An experimental study was performed that evaluates four different techniques for visualizing the machine interpretation of handwritten mathematics. Typeset in Place puts a printed form of the recognized expression in the same location as the handwritten mathematics. Adjusted Ink replaces what was written with scaled-to-fit, cleaned up handwritten characters using an ink font. The Large Offset technique scales a recognized printed form to be just as wide as the handwritten input, and places it below the handwritten mathematical expression. The Small Offset technique is similar to Large Offset but the printed form is set to be a fixed size which is generally small compared to the written expression.
The experiment explores how effective each technique is with assisting users in identifying and correcting recognition mistakes with different types and quantities of mathematical expressions. The evaluation is based on task completion time and a comprehensive post-questionnaire used to solicit reactions on each technique. The results of our study indicate that, although each technique has advantages and disadvantages depending on the complexity of the handwritten mathematics, subjects took significantly longer to complete the recognition task with Typeset in Place and generally preferred Adjusted Ink or Small Offset.

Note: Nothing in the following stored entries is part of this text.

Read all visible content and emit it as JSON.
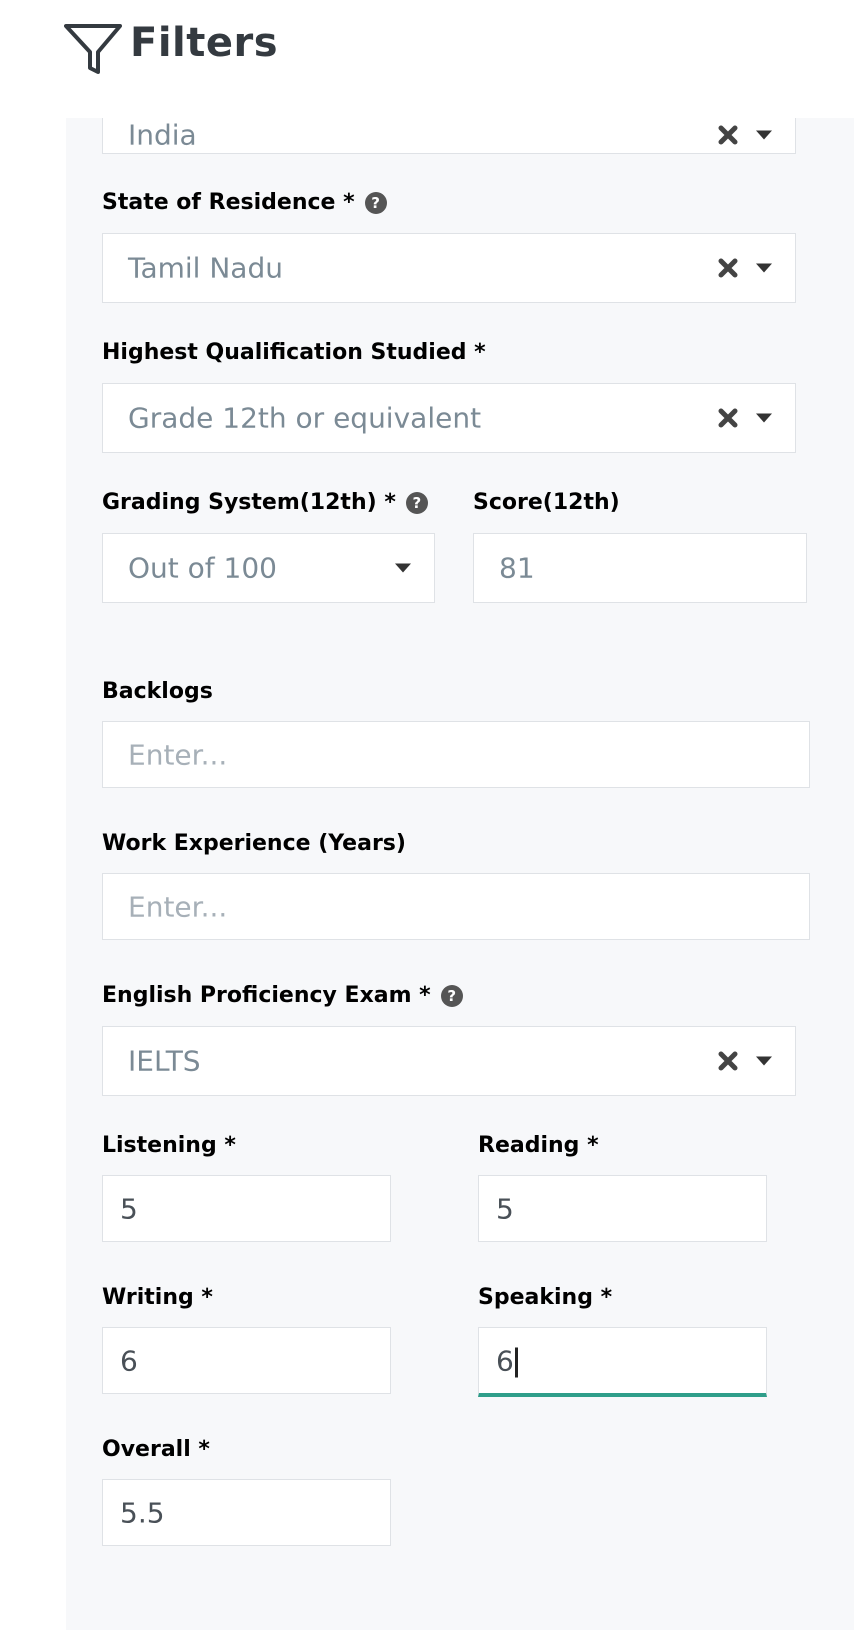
{
  "header": {
    "title": "Filters",
    "icon": "filter-icon"
  },
  "country": {
    "value": "India"
  },
  "state": {
    "label": "State of Residence *",
    "value": "Tamil Nadu"
  },
  "qualification": {
    "label": "Highest Qualification Studied *",
    "value": "Grade 12th or equivalent"
  },
  "grading": {
    "label": "Grading System(12th) *",
    "value": "Out of 100"
  },
  "score": {
    "label": "Score(12th)",
    "value": "81"
  },
  "backlogs": {
    "label": "Backlogs",
    "placeholder": "Enter..."
  },
  "work_experience": {
    "label": "Work Experience (Years)",
    "placeholder": "Enter..."
  },
  "english_exam": {
    "label": "English Proficiency Exam *",
    "value": "IELTS"
  },
  "listening": {
    "label": "Listening *",
    "value": "5"
  },
  "reading": {
    "label": "Reading *",
    "value": "5"
  },
  "writing": {
    "label": "Writing *",
    "value": "6"
  },
  "speaking": {
    "label": "Speaking *",
    "value": "6"
  },
  "overall": {
    "label": "Overall *",
    "value": "5.5"
  },
  "help_glyph": "?",
  "colors": {
    "accent": "#2f9e8a",
    "panel_bg": "#f7f8fa",
    "title": "#343a40",
    "value_text": "#7b8a95"
  }
}
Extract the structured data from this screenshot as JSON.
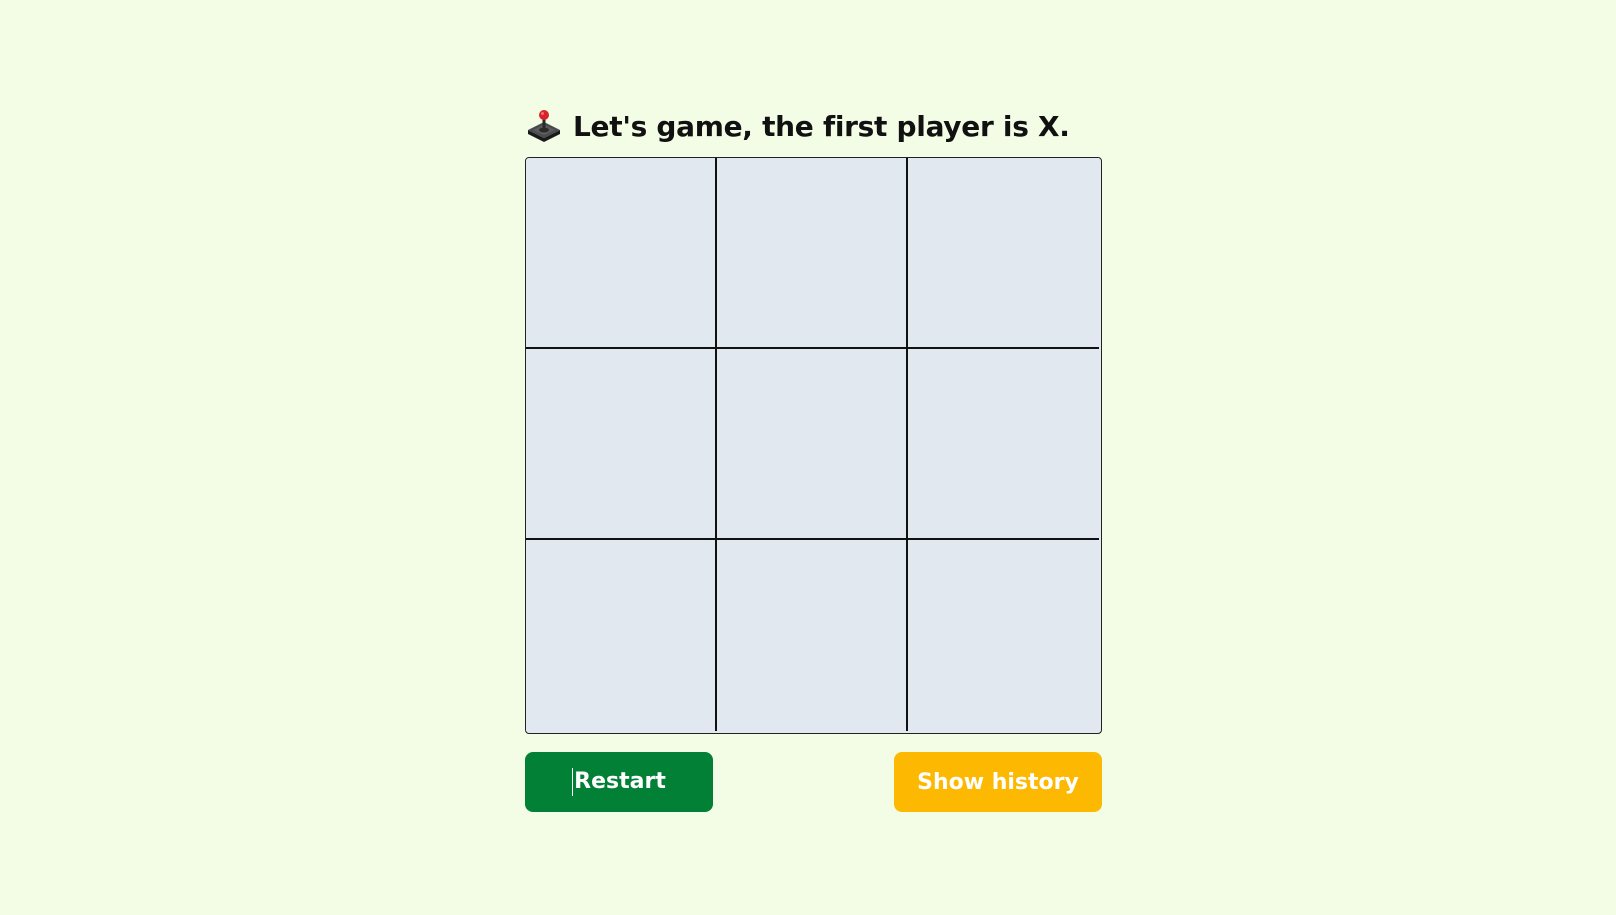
{
  "status": {
    "icon": "joystick-icon",
    "text": "Let's game, the first player is X."
  },
  "board": {
    "cells": [
      "",
      "",
      "",
      "",
      "",
      "",
      "",
      "",
      ""
    ]
  },
  "controls": {
    "restart_label": "Restart",
    "history_label": "Show history"
  },
  "colors": {
    "background": "#f3fde6",
    "cell": "#e1e8f0",
    "restart": "#028035",
    "history": "#fdb901"
  }
}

This work was performed in collaboration with Brown University.
GestureBar is a novel, approachable UI for learning gestural interactions that enables a walk-up-and-use experience which is in the same class as standard menu and toolbar interfaces. GestureBar leverages the familiar, clean look of a common toolbar, but in place of executing commands, richly discloses how to execute commands with gestures, through animated images, detail tips and an out-of document practice area. GestureBar's simple design is also general enough for use with any recognition technique and for integration with standard, non-gestural UI components. GestureBar was evaluated in a formal experiment showing that users can perform complex, ecologically valid tasks in a purely gestural system without training, introduction, or prior gesture experience when using GestureBar, discovering and learning a high percentage of the gestures needed to perform the tasks optimally, and significantly outperforming a state of the art crib sheet. The relative contribution of the major design elements of GestureBar is also explored. A second experiment shows that GestureBar is preferred to a basic crib sheet and two enhanced crib sheet variations.
This work was performed in collaboration with Brown University.

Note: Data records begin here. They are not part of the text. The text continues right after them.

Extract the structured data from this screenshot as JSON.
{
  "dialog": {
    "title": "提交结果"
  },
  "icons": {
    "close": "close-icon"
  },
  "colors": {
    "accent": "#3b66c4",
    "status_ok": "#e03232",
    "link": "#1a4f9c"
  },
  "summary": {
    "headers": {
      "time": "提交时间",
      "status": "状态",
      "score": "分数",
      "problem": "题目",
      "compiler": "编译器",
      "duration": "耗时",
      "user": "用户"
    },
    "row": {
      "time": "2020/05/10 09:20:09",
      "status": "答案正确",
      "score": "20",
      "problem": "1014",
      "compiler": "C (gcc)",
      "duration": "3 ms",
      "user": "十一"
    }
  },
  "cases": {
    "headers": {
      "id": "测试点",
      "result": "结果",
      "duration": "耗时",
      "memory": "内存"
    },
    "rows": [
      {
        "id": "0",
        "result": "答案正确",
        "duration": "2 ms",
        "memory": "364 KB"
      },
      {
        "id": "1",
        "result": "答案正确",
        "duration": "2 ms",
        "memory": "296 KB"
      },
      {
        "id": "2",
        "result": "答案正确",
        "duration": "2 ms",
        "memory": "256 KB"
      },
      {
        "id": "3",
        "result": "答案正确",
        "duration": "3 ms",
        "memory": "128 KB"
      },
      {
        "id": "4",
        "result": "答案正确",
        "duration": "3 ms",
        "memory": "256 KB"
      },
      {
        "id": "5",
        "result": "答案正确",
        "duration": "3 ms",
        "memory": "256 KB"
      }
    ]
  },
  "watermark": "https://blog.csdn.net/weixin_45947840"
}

A user study was performed that aimed at helping understand the applicability of pen-computing in desktop environments. The study applied three mouse-and-keyboard-based and three pen-based interaction techniques to six variations of a diagramming task. The key finding was that while the mouse and keyboard techniques generally were comparable or faster than the pen techniques, subjects ranked pen techniques higher and enjoyed them more. The results from a formal user study suggests there is a broader applicability and subjective preference for pen user interfaces than the niche PDA and mobile market they currently serve.
This work was performed in collaboration with Brown University.